Stark opened his mouth, but words failed him.
“Or we might conjecture it could be any number of plant-based alkaloids known to cause paralysis, vertigo and hallucinations.”
“Drugged? Just by touch?”
“Such substances have always been used in magical ceremonies to induce euphoria or reach altered states of mind.”
“I imagine calling it a plant-based alkaloid would have sucked all the mystery out of it.”
Ravyn looked at the back window. “Can’t recall the symbol?”
Stark shook his head.
“The car?” Ravyn prompted. “Number plate? Manufacturer?”
“It was green.” Stark thought a moment. “Probably.”
“And your attacker wore brown gloves.”
“I was not at my best, sir,” Stark said. “Understandably.”
“You can drive back to Stafford?”
“I’m fine, sir.”
“Probably fine enough,” Ravyn said. “Take the sample and car to Forensics, then have Dr Penworthy draw blood for analysis.”
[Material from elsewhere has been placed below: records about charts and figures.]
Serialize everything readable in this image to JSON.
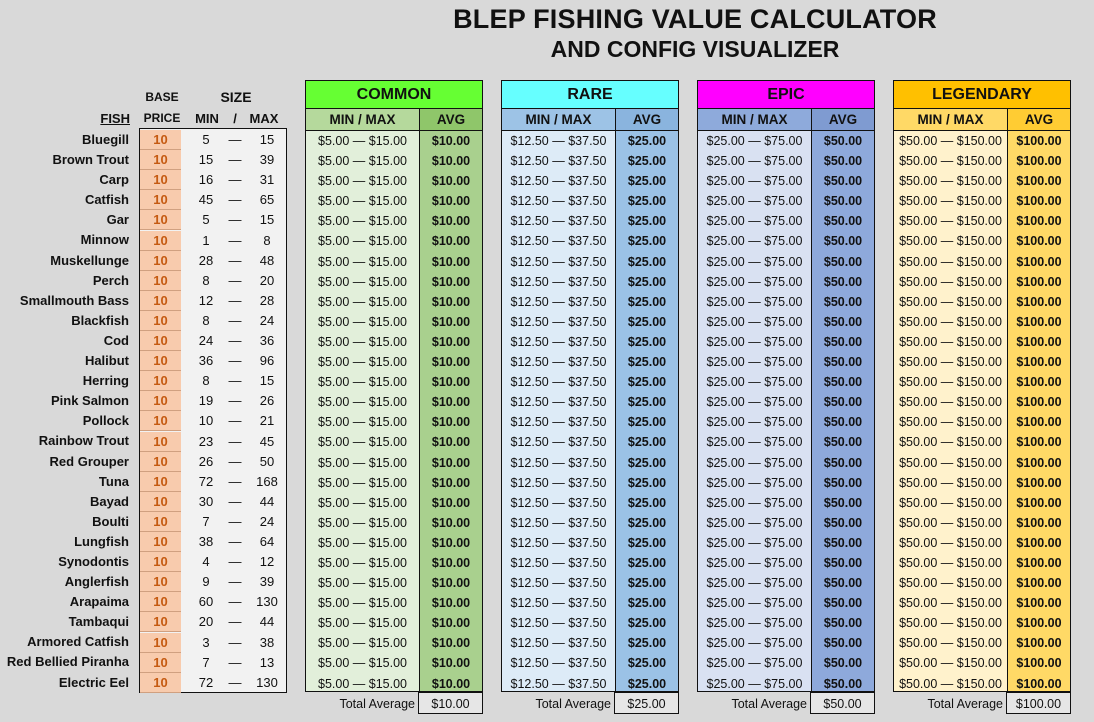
{
  "title": {
    "line1": "BLEP FISHING VALUE CALCULATOR",
    "line2": "AND CONFIG VISUALIZER"
  },
  "headers": {
    "fish": "FISH",
    "base": "BASE",
    "price": "PRICE",
    "size": "SIZE",
    "min": "MIN",
    "slash": "/",
    "max": "MAX"
  },
  "fish": [
    {
      "name": "Bluegill",
      "price": "10",
      "min": "5",
      "max": "15"
    },
    {
      "name": "Brown Trout",
      "price": "10",
      "min": "15",
      "max": "39"
    },
    {
      "name": "Carp",
      "price": "10",
      "min": "16",
      "max": "31"
    },
    {
      "name": "Catfish",
      "price": "10",
      "min": "45",
      "max": "65"
    },
    {
      "name": "Gar",
      "price": "10",
      "min": "5",
      "max": "15"
    },
    {
      "name": "Minnow",
      "price": "10",
      "min": "1",
      "max": "8"
    },
    {
      "name": "Muskellunge",
      "price": "10",
      "min": "28",
      "max": "48"
    },
    {
      "name": "Perch",
      "price": "10",
      "min": "8",
      "max": "20"
    },
    {
      "name": "Smallmouth Bass",
      "price": "10",
      "min": "12",
      "max": "28"
    },
    {
      "name": "Blackfish",
      "price": "10",
      "min": "8",
      "max": "24"
    },
    {
      "name": "Cod",
      "price": "10",
      "min": "24",
      "max": "36"
    },
    {
      "name": "Halibut",
      "price": "10",
      "min": "36",
      "max": "96"
    },
    {
      "name": "Herring",
      "price": "10",
      "min": "8",
      "max": "15"
    },
    {
      "name": "Pink Salmon",
      "price": "10",
      "min": "19",
      "max": "26"
    },
    {
      "name": "Pollock",
      "price": "10",
      "min": "10",
      "max": "21"
    },
    {
      "name": "Rainbow Trout",
      "price": "10",
      "min": "23",
      "max": "45"
    },
    {
      "name": "Red Grouper",
      "price": "10",
      "min": "26",
      "max": "50"
    },
    {
      "name": "Tuna",
      "price": "10",
      "min": "72",
      "max": "168"
    },
    {
      "name": "Bayad",
      "price": "10",
      "min": "30",
      "max": "44"
    },
    {
      "name": "Boulti",
      "price": "10",
      "min": "7",
      "max": "24"
    },
    {
      "name": "Lungfish",
      "price": "10",
      "min": "38",
      "max": "64"
    },
    {
      "name": "Synodontis",
      "price": "10",
      "min": "4",
      "max": "12"
    },
    {
      "name": "Anglerfish",
      "price": "10",
      "min": "9",
      "max": "39"
    },
    {
      "name": "Arapaima",
      "price": "10",
      "min": "60",
      "max": "130"
    },
    {
      "name": "Tambaqui",
      "price": "10",
      "min": "20",
      "max": "44"
    },
    {
      "name": "Armored Catfish",
      "price": "10",
      "min": "3",
      "max": "38"
    },
    {
      "name": "Red Bellied Piranha",
      "price": "10",
      "min": "7",
      "max": "13"
    },
    {
      "name": "Electric Eel",
      "price": "10",
      "min": "72",
      "max": "130"
    }
  ],
  "dash": "—",
  "rarities": [
    {
      "name": "COMMON",
      "range": "$5.00 — $15.00",
      "avg": "$10.00",
      "total": "$10.00",
      "colors": {
        "title": "#66ff33",
        "subL": "#b5d99c",
        "subR": "#8fc66a",
        "bodyL": "#e2efda",
        "bodyR": "#a9d08e"
      }
    },
    {
      "name": "RARE",
      "range": "$12.50 — $37.50",
      "avg": "$25.00",
      "total": "$25.00",
      "colors": {
        "title": "#66ffff",
        "subL": "#9dc3e6",
        "subR": "#8ab4de",
        "bodyL": "#ddebf7",
        "bodyR": "#9bc2e6"
      }
    },
    {
      "name": "EPIC",
      "range": "$25.00 — $75.00",
      "avg": "$50.00",
      "total": "$50.00",
      "colors": {
        "title": "#ff00ff",
        "subL": "#8eaadb",
        "subR": "#7f9bd1",
        "bodyL": "#d9e1f2",
        "bodyR": "#8ea9db"
      }
    },
    {
      "name": "LEGENDARY",
      "range": "$50.00 — $150.00",
      "avg": "$100.00",
      "total": "$100.00",
      "colors": {
        "title": "#ffc000",
        "subL": "#ffd966",
        "subR": "#ffcc33",
        "bodyL": "#fff2cc",
        "bodyR": "#ffd966"
      }
    }
  ],
  "panel_headers": {
    "minmax": "MIN / MAX",
    "avg": "AVG"
  },
  "total_label": "Total Average"
}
Stark grimaced. He had hoped to avoid the station altogether.
“What do you make of the journal, sir?”
“Grimoire.”
“Sir?
“It’s called a grimoire, derived from grammaire, French for ‘grammar,’ a collection of magical spells and invocations, popular amongst medieval practitioners of the dark arts” Ravyn said. “You might think of it as a magician’s personal handbook.”
“Written by a boy not yet fifteen?” Stark shook his head. “Had to be a bit mad, don’t you think?”
“No, not mad at all, Stark.”
“Well, certainly not a normal life, was it?”
“Nothing about that family was normal, but Dale loved them as much as he feared them. That’s clear from the entries.”
The moment he met Ravyn, he gave him the journal (Grimoire, said a part of his mind in a voice oddly like Ravyn’s). The guv’nor spent no more than five minutes flipping through, but if it were to be destroyed, Ravyn would still possess it, forever. A curse indeed, Stark thought.
“Something he’s not saying though,” Stark said. “He dances all around it, but never states it clearly.”
Ravyn nodded. “I’m staying at the Broken Lance tonight.”
“What about Heln, sir?”
“Tomorrow,” Ravyn said. “If there’s time.”
Yeah, Stark thought. If either of us still have jobs tomorrow.
Chapter 10
Touched by Shadows
Peter Vogt could hardly claim he had no rooms to let, and dared not deny Ravyn’s occupancy after the room had been paid for, but the expression in his obsidian eyes belied a toothy grin and a gregarious attitude of bonhomie. He was obviously not happy about sheltering a policeman beneath his roof. Earlier in the day, when Ravyn had lunched at the old pub, Vogt was nowhere around, probably over in Denby Marsh, said Peg, the young girl who gave him a room.
Evening had set in, but the pub was still sparsely populated. In homes and cottages, supper was being eaten, and those who worked outside the village were still motoring in from ‘foreign parts.’ Aside from Ravyn, seated at a dim corner table, Vogt standing before him, and Peg behind the bar, the only others were Lebbie Rodgers and two of his mates in an opposite corner, sullenly sucking dark pints and casting darker looks toward the stranger in their midst.
“Sorry to have missed you this afternoon, Chief Inspector, but I had to be away,” Vogt said. “Had some errands to run, people to see over in Denby Marsh.”